Canadá abre la vía para adquirir el GlobalEye de Saab
La actividad actual de Saab no se limita al legado del Draken. El gobierno canadiense inició este miércoles el proceso para adquirir aviones de alerta temprana GlobalEye, desarrollados por Saab sobre la plataforma Bombardier Global 6500, en respuesta a necesidades de vigilancia y disuasión en el Ártico.
De acuerdo con la información disponible, el anuncio fue presentado en Ottawa por el primer ministro Mark Carney. El sistema GlobalEye se plantea como una capacidad de alerta temprana y control aerotransportado destinada a mejorar la detección de amenazas en el norte canadiense y en áreas de interés estratégico para la defensa nacional.
El uso del Bombardier Global 6500 como base técnica conecta el programa con una plataforma civil de largo alcance adaptada a misiones especiales. En este caso, la propuesta canadiense se centra en vigilancia aérea, marítima y terrestre desde una aeronave de alerta temprana, no en un caza de combate.
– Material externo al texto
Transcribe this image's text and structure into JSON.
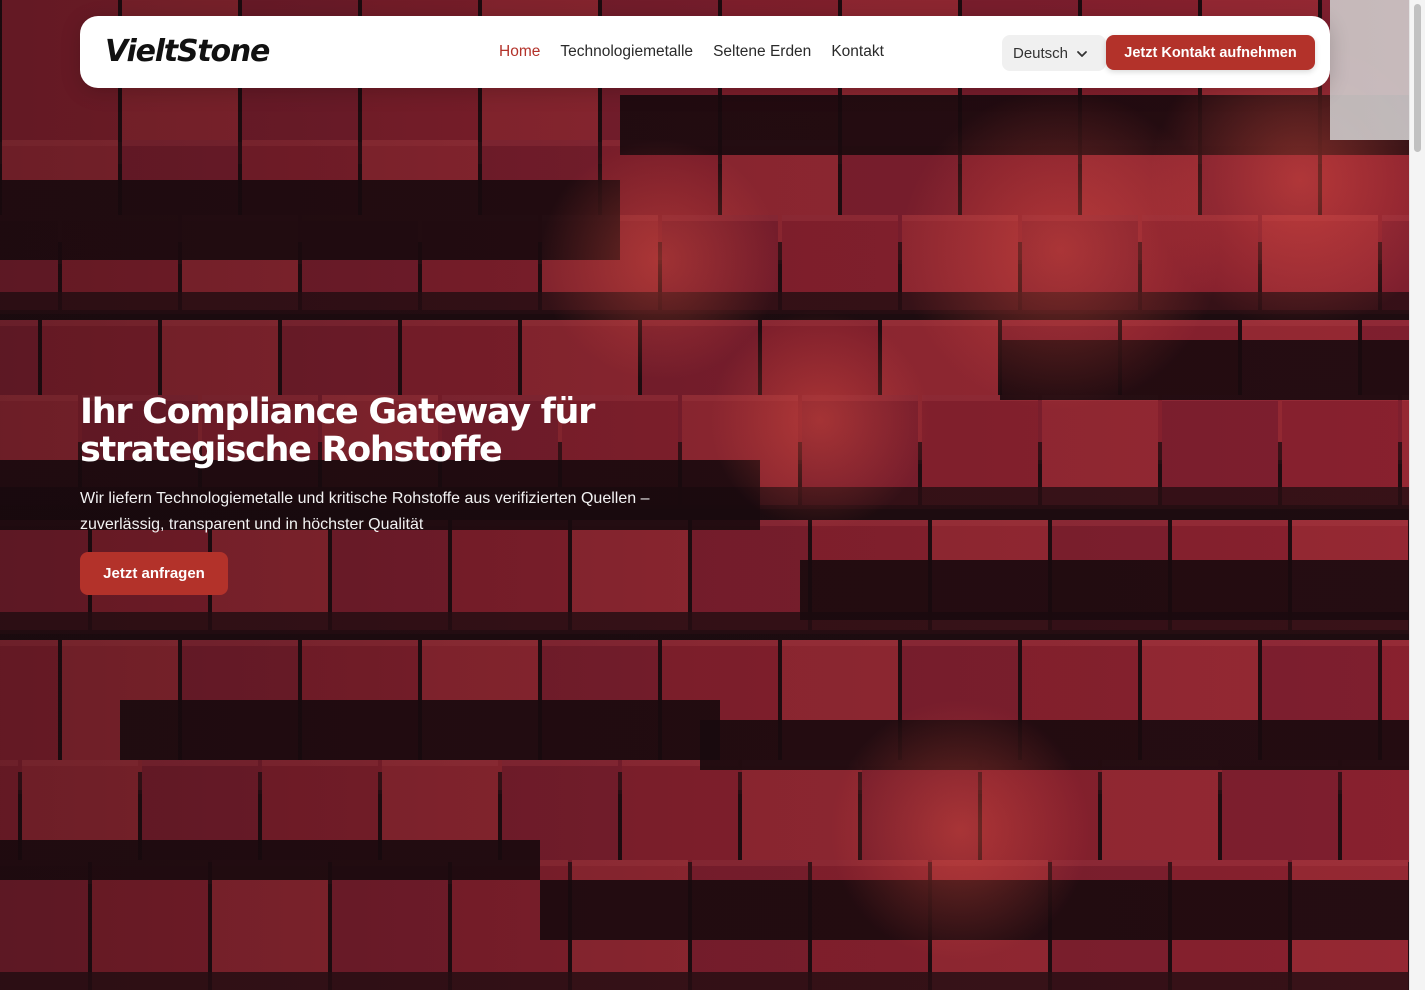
{
  "header": {
    "logo_text": "VieltStone",
    "nav": [
      {
        "label": "Home",
        "active": true
      },
      {
        "label": "Technologiemetalle",
        "active": false
      },
      {
        "label": "Seltene Erden",
        "active": false
      },
      {
        "label": "Kontakt",
        "active": false
      }
    ],
    "language": {
      "selected": "Deutsch",
      "icon": "chevron-down-icon"
    },
    "cta_label": "Jetzt Kontakt aufnehmen"
  },
  "hero": {
    "title_line_1": "Ihr Compliance Gateway für",
    "title_line_2": "strategische Rohstoffe",
    "subtitle_line_1": "Wir liefern Technologiemetalle und kritische Rohstoffe aus verifizierten Quellen –",
    "subtitle_line_2": "zuverlässig, transparent und in höchster Qualität",
    "cta_label": "Jetzt anfragen"
  },
  "colors": {
    "accent": "#b3322a",
    "header_bg": "#ffffff",
    "hero_red": "#8e2230",
    "hero_shadow": "#1e0c10"
  }
}
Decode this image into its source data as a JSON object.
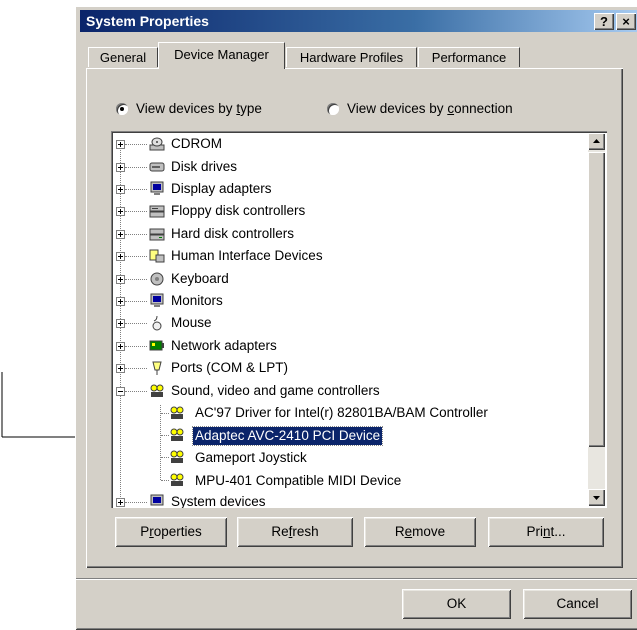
{
  "window": {
    "title": "System Properties",
    "help_label": "?",
    "close_label": "×"
  },
  "tabs": [
    {
      "label": "General",
      "active": false
    },
    {
      "label": "Device Manager",
      "active": true
    },
    {
      "label": "Hardware Profiles",
      "active": false
    },
    {
      "label": "Performance",
      "active": false
    }
  ],
  "view_options": {
    "by_type": {
      "pre": "View devices by ",
      "acc": "t",
      "post": "ype",
      "selected": true
    },
    "by_connection": {
      "pre": "View devices by ",
      "acc": "c",
      "post": "onnection",
      "selected": false
    }
  },
  "tree": {
    "categories": [
      {
        "label": "CDROM",
        "icon": "cdrom-icon",
        "expanded": false
      },
      {
        "label": "Disk drives",
        "icon": "disk-drive-icon",
        "expanded": false
      },
      {
        "label": "Display adapters",
        "icon": "display-adapter-icon",
        "expanded": false
      },
      {
        "label": "Floppy disk controllers",
        "icon": "floppy-controller-icon",
        "expanded": false
      },
      {
        "label": "Hard disk controllers",
        "icon": "hard-disk-controller-icon",
        "expanded": false
      },
      {
        "label": "Human Interface Devices",
        "icon": "hid-icon",
        "expanded": false
      },
      {
        "label": "Keyboard",
        "icon": "keyboard-icon",
        "expanded": false
      },
      {
        "label": "Monitors",
        "icon": "monitor-icon",
        "expanded": false
      },
      {
        "label": "Mouse",
        "icon": "mouse-icon",
        "expanded": false
      },
      {
        "label": "Network adapters",
        "icon": "network-adapter-icon",
        "expanded": false
      },
      {
        "label": "Ports (COM & LPT)",
        "icon": "port-icon",
        "expanded": false
      },
      {
        "label": "Sound, video and game controllers",
        "icon": "sound-controller-icon",
        "expanded": true
      },
      {
        "label": "System devices",
        "icon": "system-device-icon",
        "expanded": false
      }
    ],
    "sound_children": [
      {
        "label": "AC'97 Driver for Intel(r) 82801BA/BAM Controller",
        "selected": false
      },
      {
        "label": "Adaptec AVC-2410 PCI Device",
        "selected": true
      },
      {
        "label": "Gameport Joystick",
        "selected": false
      },
      {
        "label": "MPU-401 Compatible MIDI Device",
        "selected": false
      }
    ]
  },
  "buttons": {
    "properties": {
      "pre": "P",
      "acc": "r",
      "post": "operties"
    },
    "refresh": {
      "pre": "Re",
      "acc": "f",
      "post": "resh"
    },
    "remove": {
      "pre": "R",
      "acc": "e",
      "post": "move"
    },
    "print": {
      "pre": "Pri",
      "acc": "n",
      "post": "t..."
    },
    "ok": "OK",
    "cancel": "Cancel"
  },
  "colors": {
    "face": "#d4d0c8",
    "title_start": "#0a246a",
    "title_end": "#a6caf0",
    "selection": "#0a246a"
  }
}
Gripen aparece como alternativa parcial al F-35 canadiense

En paralelo al GlobalEye, Saab mantiene una propuesta comercial relacionada con el caza JAS 39 Gripen. Según el texto, la compañía sueca planteó el Gripen como un posible reemplazo numérico parcial dentro de la revisión administrativa canadiense del plan de compra de aviones F-35.
Esta propuesta opera de forma separada a las conversaciones bilaterales entre Suecia y Ucrania sobre una posible transferencia de cazas Gripen. El vínculo entre ambos procesos se encuentra en la capacidad industrial de Saab y en el interés de distintos gobiernos por sistemas aéreos suecos, aunque cada negociación responde a necesidades políticas, militares y contractuales distintas.
El recorrido del Draken muestra la evolución de Saab desde los interceptores de la Guerra Fría hasta plataformas modernas de vigilancia y combate. Mientras el Draken permanece como aeronave histórica, el GlobalEye y el Gripen concentran parte de la actividad actual de la empresa en el mercado internacional de defensa.